Saint-Exupery, Antoine de. Wind, Sand and Stars. New york: Time Reading Program, 1939.
It wasn’t a stretch for me to read this in honor of National Aviation Month. This book is all about war-time flying, but it also is shrouded in mystery. Five years after writing Wind, Sand and Stars (originally published in French as Terre de Hommes) Saint-Exupery went missing after a mission over southern France. He was never heard from again. Where did he go? Another tantilizing mystery is whether Wind, Sand and Stars is fiction or nonfiction. Part philosophy, part action adventure, all in the first person it is impossible to tell.
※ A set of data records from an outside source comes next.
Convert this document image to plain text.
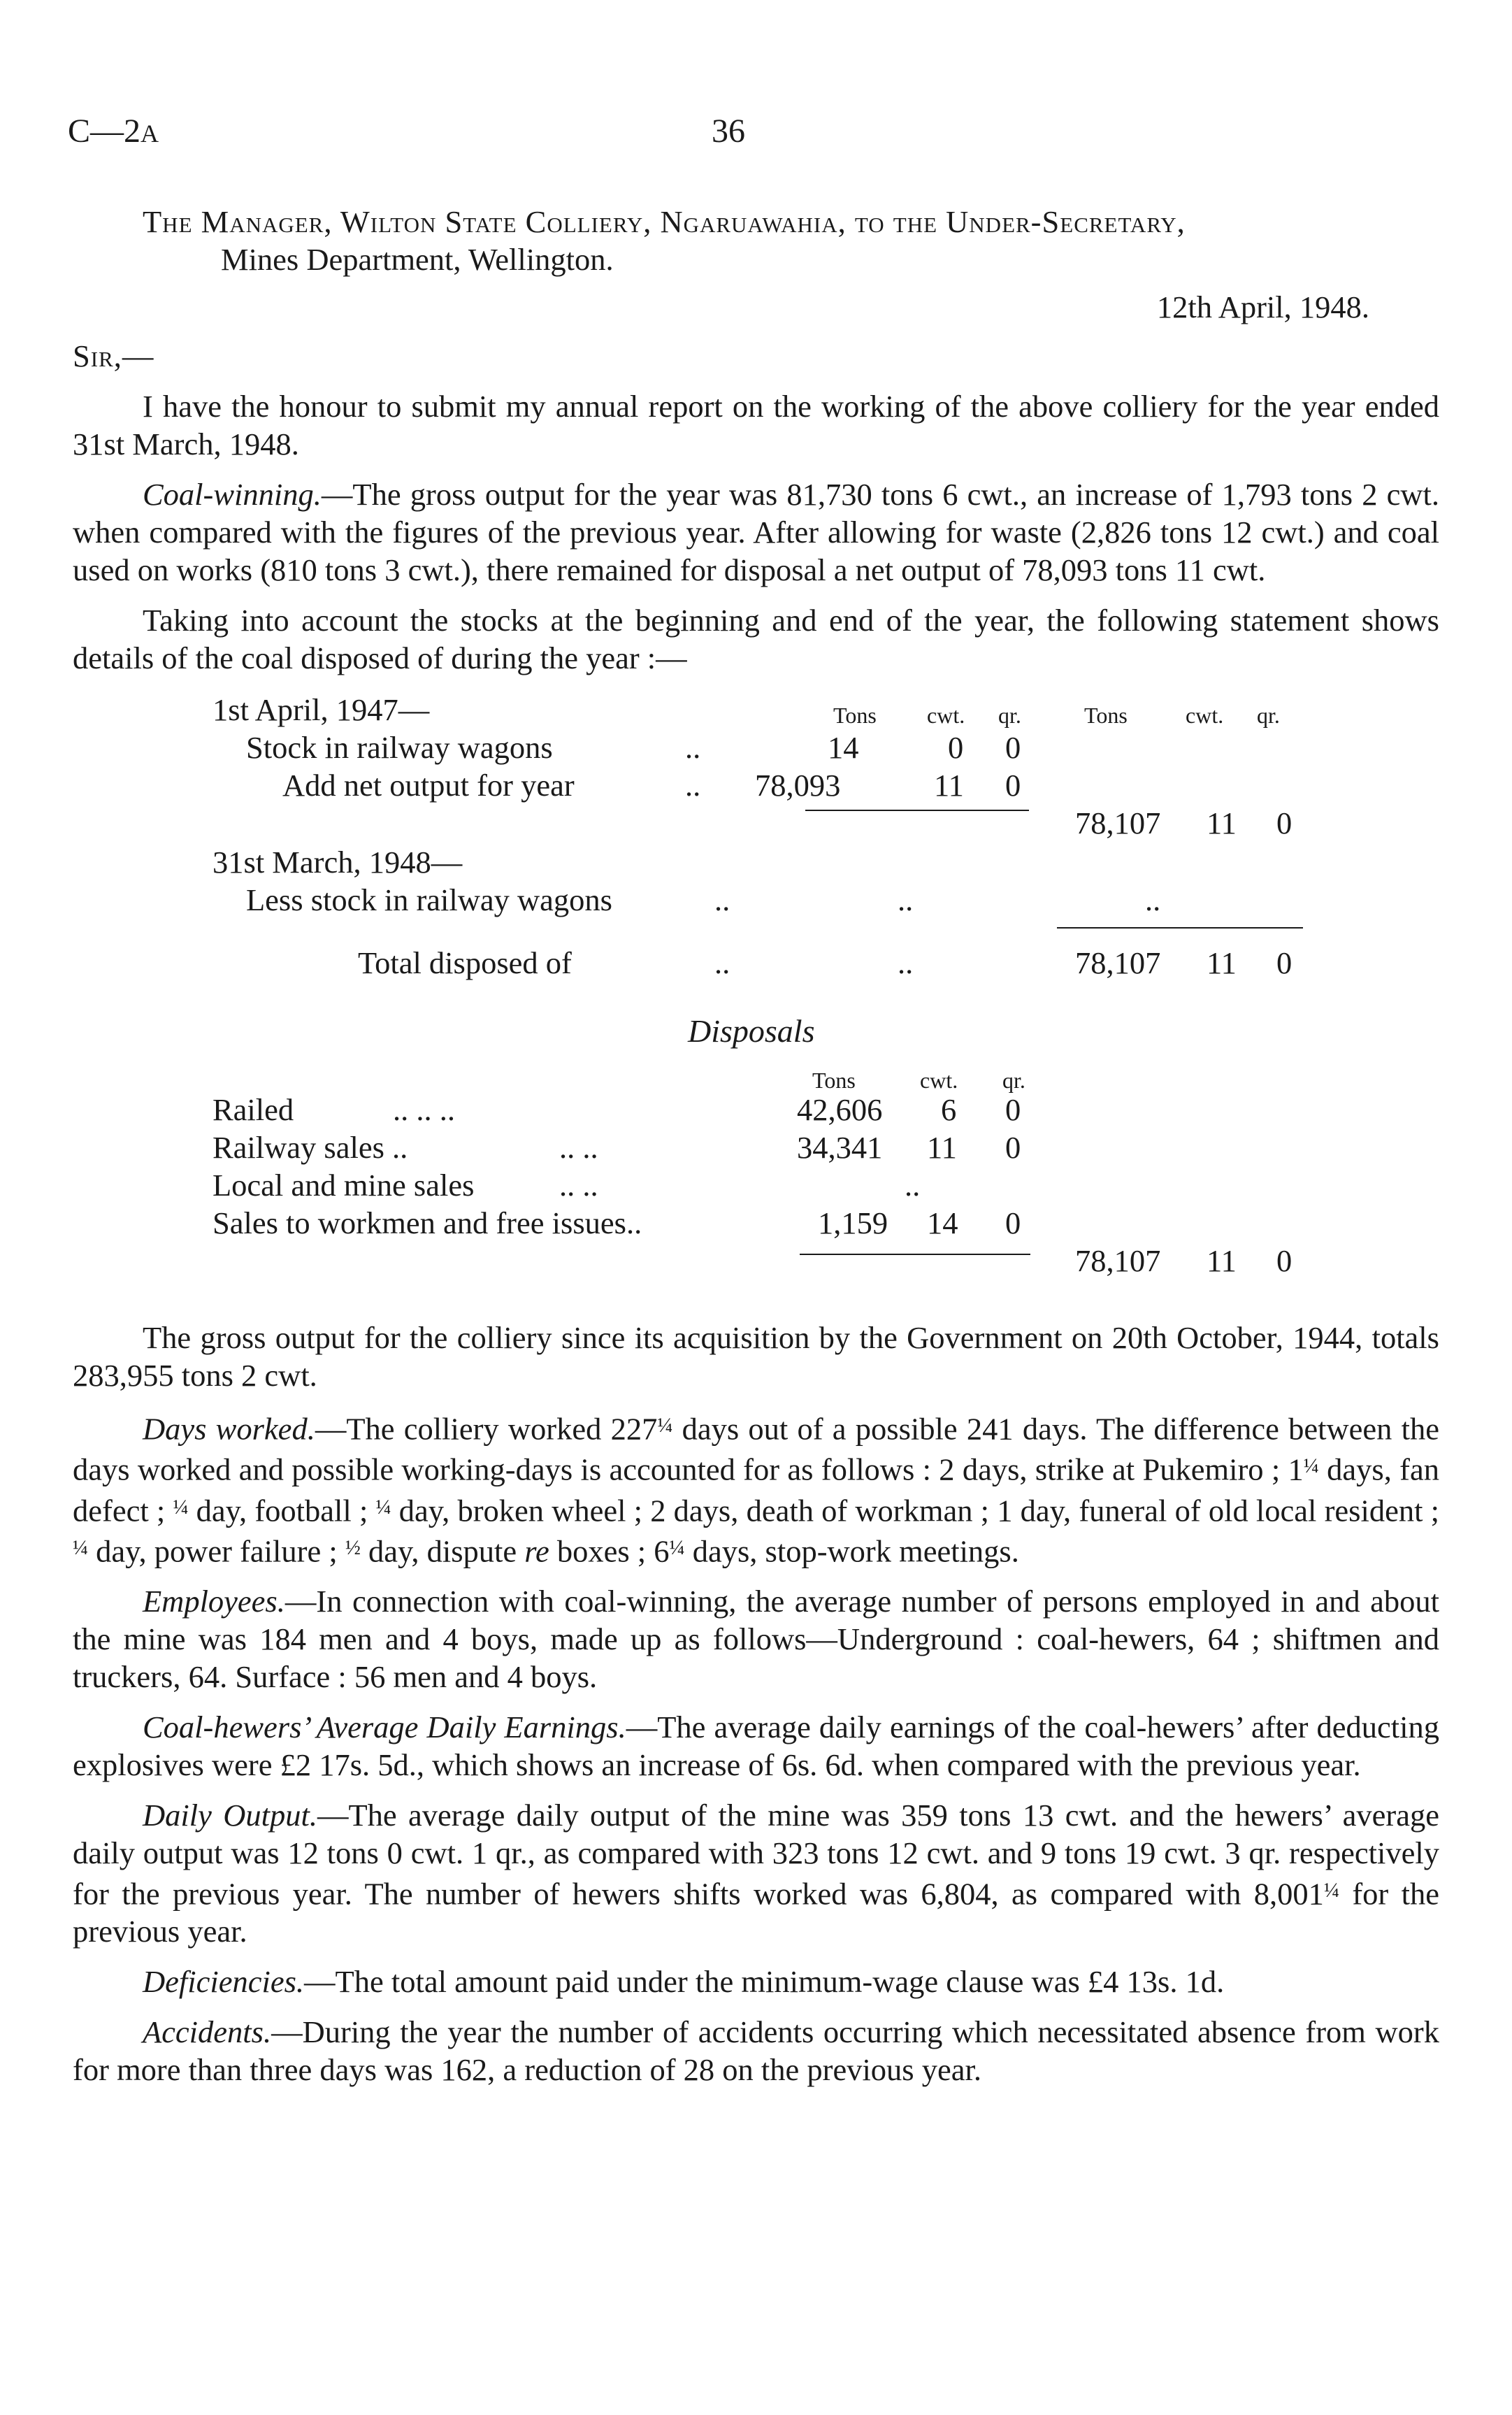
C—2A	36

The Manager, Wilton State Colliery, Ngaruawahia, to the Under-Secretary,
Mines Department, Wellington.

12th April, 1948.
Sir,—

I have the honour to submit my annual report on the working of the above colliery for the year ended 31st March, 1948.

Coal-winning.—The gross output for the year was 81,730 tons 6 cwt., an increase of 1,793 tons 2 cwt. when compared with the figures of the previous year. After allowing for waste (2,826 tons 12 cwt.) and coal used on works (810 tons 3 cwt.), there remained for disposal a net output of 78,093 tons 11 cwt.

Taking into account the stocks at the beginning and end of the year, the following statement shows details of the coal disposed of during the year :—

Tons cwt. qr.	Tons	cwt. qr.
1st April, 1947—
Stock in railway wagons	..	14	0 0
Add net output for year	.. 78,093	11 0
78,107 11 0
31st March, 1948—
Less stock in railway wagons	..	..	..
Total disposed of	..	..	78,107 11 0
Disposals
Tons	cwt. qr.
Railed	.. .. ..	42,606 6 0
Railway sales ..	.. ..	34,341 11 0
Local and mine sales	.. ..	..
Sales to workmen and free issues..	1,159 14 0
78,107 11 0

The gross output for the colliery since its acquisition by the Government on 20th October, 1944, totals 283,955 tons 2 cwt.

Days worked.—The colliery worked $227^{\frac{1}{4}}$ days out of a possible 241 days. The difference between the days worked and possible working-days is accounted for as follows : 2 days, strike at Pukemiro ; $1^{\frac{1}{4}}$ days, fan defect ; $^{\frac{1}{4}}$ day, football ; $^{\frac{1}{4}}$ day, broken wheel ; 2 days, death of workman ; 1 day, funeral of old local resident ; $^{\frac{1}{4}}$ day, power failure ; $^{\frac{1}{2}}$ day, dispute re boxes ; $6^{\frac{1}{4}}$ days, stop-work meetings.

Employees.—In connection with coal-winning, the average number of persons employed in and about the mine was 184 men and 4 boys, made up as follows—Underground : coal-hewers, 64 ; shiftmen and truckers, 64. Surface : 56 men and 4 boys.

Coal-hewers’ Average Daily Earnings.—The average daily earnings of the coal-hewers’ after deducting explosives were £2 17s. 5d., which shows an increase of 6s. 6d. when compared with the previous year.

Daily Output.—The average daily output of the mine was 359 tons 13 cwt. and the hewers’ average daily output was 12 tons 0 cwt. 1 qr., as compared with 323 tons 12 cwt. and 9 tons 19 cwt. 3 qr. respectively for the previous year. The number of hewers shifts worked was 6,804, as compared with $8,001^{\frac{1}{4}}$ for the previous year.

Deficiencies.—The total amount paid under the minimum-wage clause was £4 13s. 1d.

Accidents.—During the year the number of accidents occurring which necessitated absence from work for more than three days was 162, a reduction of 28 on the previous year.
Could it be semi-biographical in the sense that some of the events are real but names and places have been changed to protect the innocent? I wasn’t able to extract fact from fiction.
Another interesting fact about Wind, Sand and Stars was the fact that once the book was published in France in 1939 Saint-Exupery rushed off to the United States to write two extra chapters. It was if he could never be satisfied with the finished product and wanted to keep writing and writing.
Nevertheless, Wind, Sand and Stars was incredibly enjoyable. I could have quoted nearly the entire book, but here are a few favorite lines: “We waited to hear the rest, but no word sounded. And as the seconds fell it became more and more evident that “no” would be followed by no further word, was eternal and without appeal, that Lecrivain not only had not landed at Casablanca but would never again land anywhere” (p 9), and “Fate has pronounced a decision from which there is no appeal” (p 23).
BookLust Twist: From Book Lust in the chapter called, “Flying Above the Clouds” (p 89).